The Federal Court has ordered Mercer Super to pay penalties totalling $10.3m after finding systemic failures to comply with the Corporations Act’s reportable situations regime.
The court found that between October 2021 and September 2024, Mercer Super’s systems for complying with the reportable situations regime were inadequate.
During that period, the trustee failed to report seven reportable investigations to ASIC and reported another investigation late.
…These failures undermined a critical safeguard designed to protect consumers…
In the late report, the court also found Mercer Super failed to take all reasonable steps to ensure information provided to ASIC was accurate and made false or misleading statements that understated the number of affected members.
The investigations that were not reported, or reported late, included matters involving:

- Insurance premiums continuing to be charged after members had died and only refunded later
- Delays in allocating $64m in member funds
- Failures to provide eligible members with death and TPD cover, and
- Failures to update member accounts that resulted in higher fees and less favourable insurance policies
ASIC Chair Sarah Court said the failures represented “a sustained systemic issue” that continued for years after the reporting regime was introduced and undermined a critical safeguard designed to protect consumers.
“These failures undermined a critical safeguard designed to protect consumers and exposed fundamental weaknesses in Mercer Super’s systems and processes,” she said.
“This was not an isolated oversight.
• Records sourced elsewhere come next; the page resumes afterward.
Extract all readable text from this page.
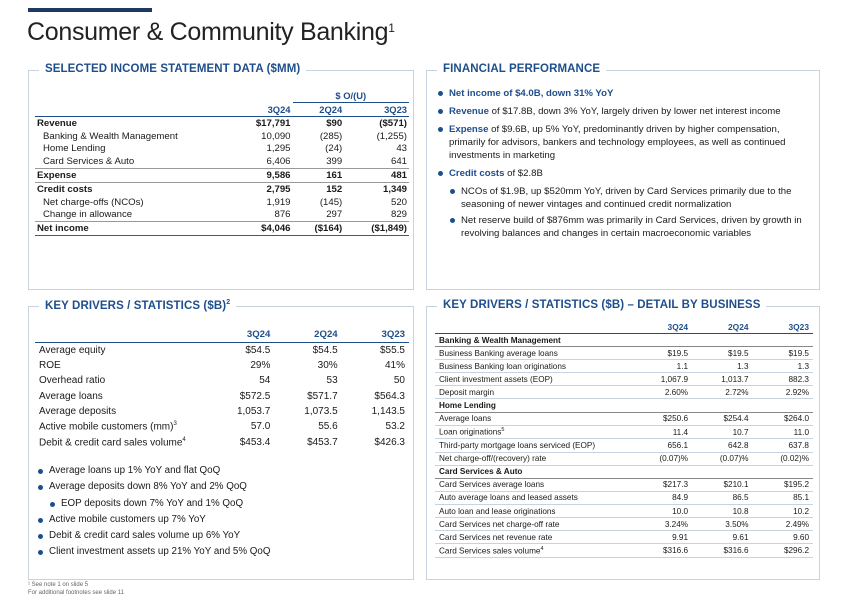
Consumer & Community Banking$^1$
SELECTED INCOME STATEMENT DATA ($MM)
		$ O/(U)	
	3Q24	2Q24	3Q23
Revenue	$17,791	$90	($571)
Banking & Wealth Management	10,090	(285)	(1,255)
Home Lending	1,295	(24)	43
Card Services & Auto	6,406	399	641
Expense	9,586	161	481
Credit costs	2,795	152	1,349
Net charge-offs (NCOs)	1,919	(145)	520
Change in allowance	876	297	829
Net income	$4,046	($164)	($1,849)
FINANCIAL PERFORMANCE
Net income of $4.0B, down 31% YoY
Revenue of $17.8B, down 3% YoY, largely driven by lower net interest income
Expense of $9.6B, up 5% YoY, predominantly driven by higher compensation, primarily for advisors, bankers and technology employees, as well as continued investments in marketing
Credit costs of $2.8B
NCOs of $1.9B, up $520mm YoY, driven by Card Services primarily due to the seasoning of newer vintages and continued credit normalization
Net reserve build of $876mm was primarily in Card Services, driven by growth in revolving balances and changes in certain macroeconomic variables
KEY DRIVERS / STATISTICS ($B)$^2$
	3Q24	2Q24	3Q23
Average equity	$54.5	$54.5	$55.5
ROE	29%	30%	41%
Overhead ratio	54	53	50
Average loans	$572.5	$571.7	$564.3
Average deposits	1,053.7	1,073.5	1,143.5
Active mobile customers (mm)$^3$	57.0	55.6	53.2
Debit & credit card sales volume$^4$	$453.4	$453.7	$426.3
Average loans up 1% YoY and flat QoQ
Average deposits down 8% YoY and 2% QoQ
EOP deposits down 7% YoY and 1% QoQ
Active mobile customers up 7% YoY
Debit & credit card sales volume up 6% YoY
Client investment assets up 21% YoY and 5% QoQ
KEY DRIVERS / STATISTICS ($B) – DETAIL BY BUSINESS
	3Q24	2Q24	3Q23
Banking & Wealth Management			
Business Banking average loans	$19.5	$19.5	$19.5
Business Banking loan originations	1.1	1.3	1.3
Client investment assets (EOP)	1,067.9	1,013.7	882.3
Deposit margin	2.60%	2.72%	2.92%
Home Lending			
Average loans	$250.6	$254.4	$264.0
Loan originations$^5$	11.4	10.7	11.0
Third-party mortgage loans serviced (EOP)	656.1	642.8	637.8
Net charge-off/(recovery) rate	(0.07)%	(0.07)%	(0.02)%
Card Services & Auto			
Card Services average loans	$217.3	$210.1	$195.2
Auto average loans and leased assets	84.9	86.5	85.1
Auto loan and lease originations	10.0	10.8	10.2
Card Services net charge-off rate	3.24%	3.50%	2.49%
Card Services net revenue rate	9.91	9.61	9.60
Card Services sales volume$^4$	$316.6	$316.6	$296.2
¹ See note 1 on slide 5
For additional footnotes see slide 11
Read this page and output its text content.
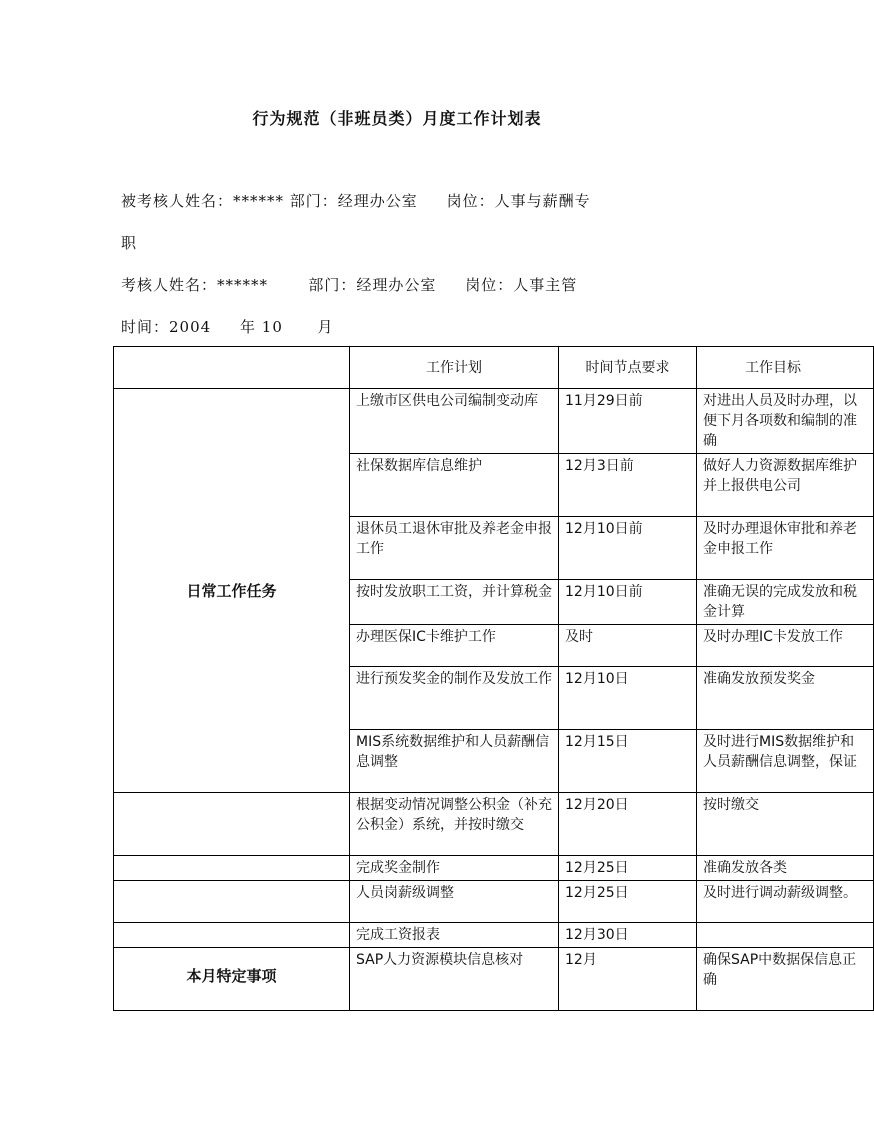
行为规范（非班员类）月度工作计划表
被考核人姓名：****** 部门：经理办公室     岗位：人事与薪酬专
职
考核人姓名：******       部门：经理办公室     岗位：人事主管
时间：2004     年 10      月
	工作计划	时间节点要求	工作目标
日常工作任务	上缴市区供电公司编制变动库	11月29日前	对进出人员及时办理，以便下月各项数和编制的准确
	社保数据库信息维护	12月3日前	做好人力资源数据库维护并上报供电公司
	退休员工退休审批及养老金申报工作	12月10日前	及时办理退休审批和养老金申报工作
	按时发放职工工资，并计算税金	12月10日前	准确无误的完成发放和税金计算
	办理医保IC卡维护工作	及时	及时办理IC卡发放工作
	进行预发奖金的制作及发放工作	12月10日	准确发放预发奖金
	MIS系统数据维护和人员薪酬信息调整	12月15日	及时进行MIS数据维护和人员薪酬信息调整，保证
	根据变动情况调整公积金（补充公积金）系统，并按时缴交	12月20日	按时缴交
	完成奖金制作	12月25日	准确发放各类
	人员岗薪级调整	12月25日	及时进行调动薪级调整。
	完成工资报表	12月30日	
本月特定事项	SAP人力资源模块信息核对	12月	确保SAP中数据保信息正确
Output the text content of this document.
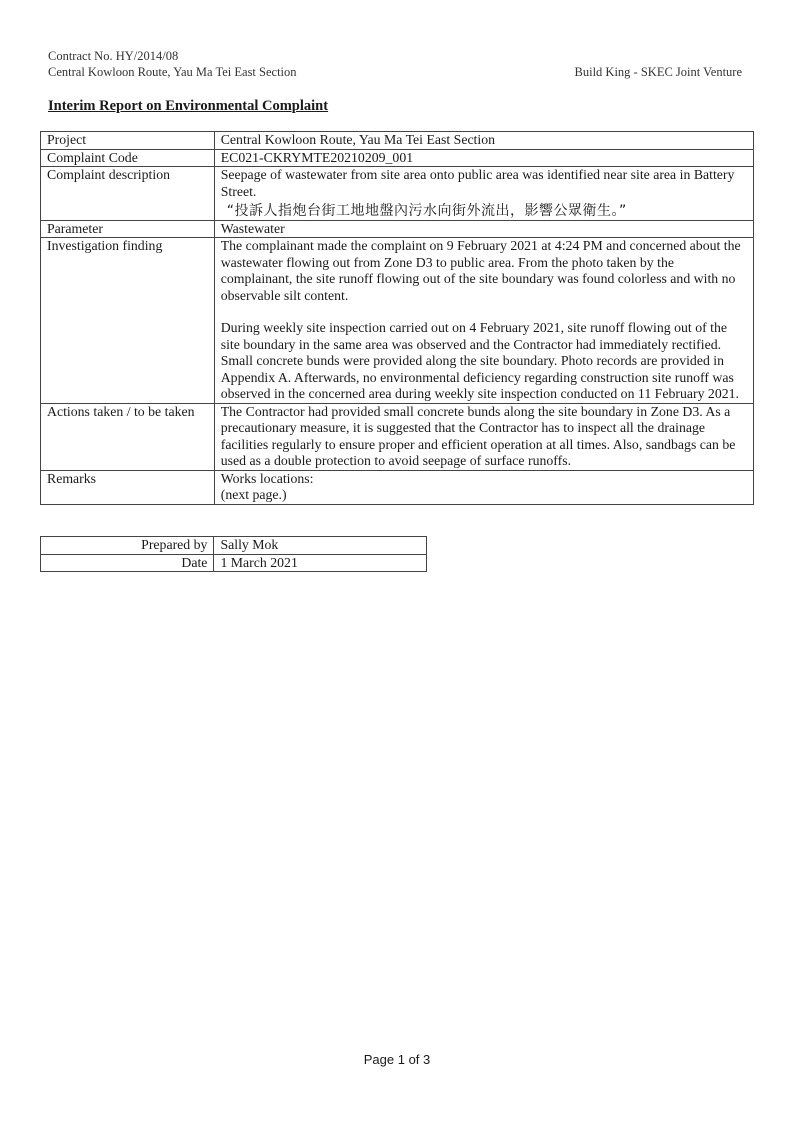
Contract No. HY/2014/08
Central Kowloon Route, Yau Ma Tei East Section	Build King - SKEC Joint Venture
Interim Report on Environmental Complaint
Project	Central Kowloon Route, Yau Ma Tei East Section
Complaint Code	EC021-CKRYMTE20210209_001
Complaint description	Seepage of wastewater from site area onto public area was identified near site area in Battery Street.
“投訴人指炮台街工地地盤內污水向街外流出，影響公眾衛生。”

Parameter	Wastewater
Investigation finding	The complainant made the complaint on 9 February 2021 at 4:24 PM and concerned about the wastewater flowing out from Zone D3 to public area. From the photo taken by the complainant, the site runoff flowing out of the site boundary was found colorless and with no observable silt content.
During weekly site inspection carried out on 4 February 2021, site runoff flowing out of the site boundary in the same area was observed and the Contractor had immediately rectified. Small concrete bunds were provided along the site boundary. Photo records are provided in Appendix A. Afterwards, no environmental deficiency regarding construction site runoff was observed in the concerned area during weekly site inspection conducted on 11 February 2021.

Actions taken / to be taken	The Contractor had provided small concrete bunds along the site boundary in Zone D3. As a precautionary measure, it is suggested that the Contractor has to inspect all the drainage facilities regularly to ensure proper and efficient operation at all times. Also, sandbags can be used as a double protection to avoid seepage of surface runoffs.
Remarks	Works locations:
(next page.)
Prepared by	Sally Mok
Date	1 March 2021
Page 1 of 3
It was a sustained systemic issue that continued for years after the regime was introduced, which is unacceptable for a fund entrusted with $80 billion worth of retirement savings for more than a million members.”
Justice Button found ASIC’s supervisory role had been seriously compromised by the reporting failures and that Mercer Super had been on notice its compliance systems were inadequate.
Mercer Super is Australia’s seventh-largest superannuation fund, with more than one million members and almost $80bn in assets under management.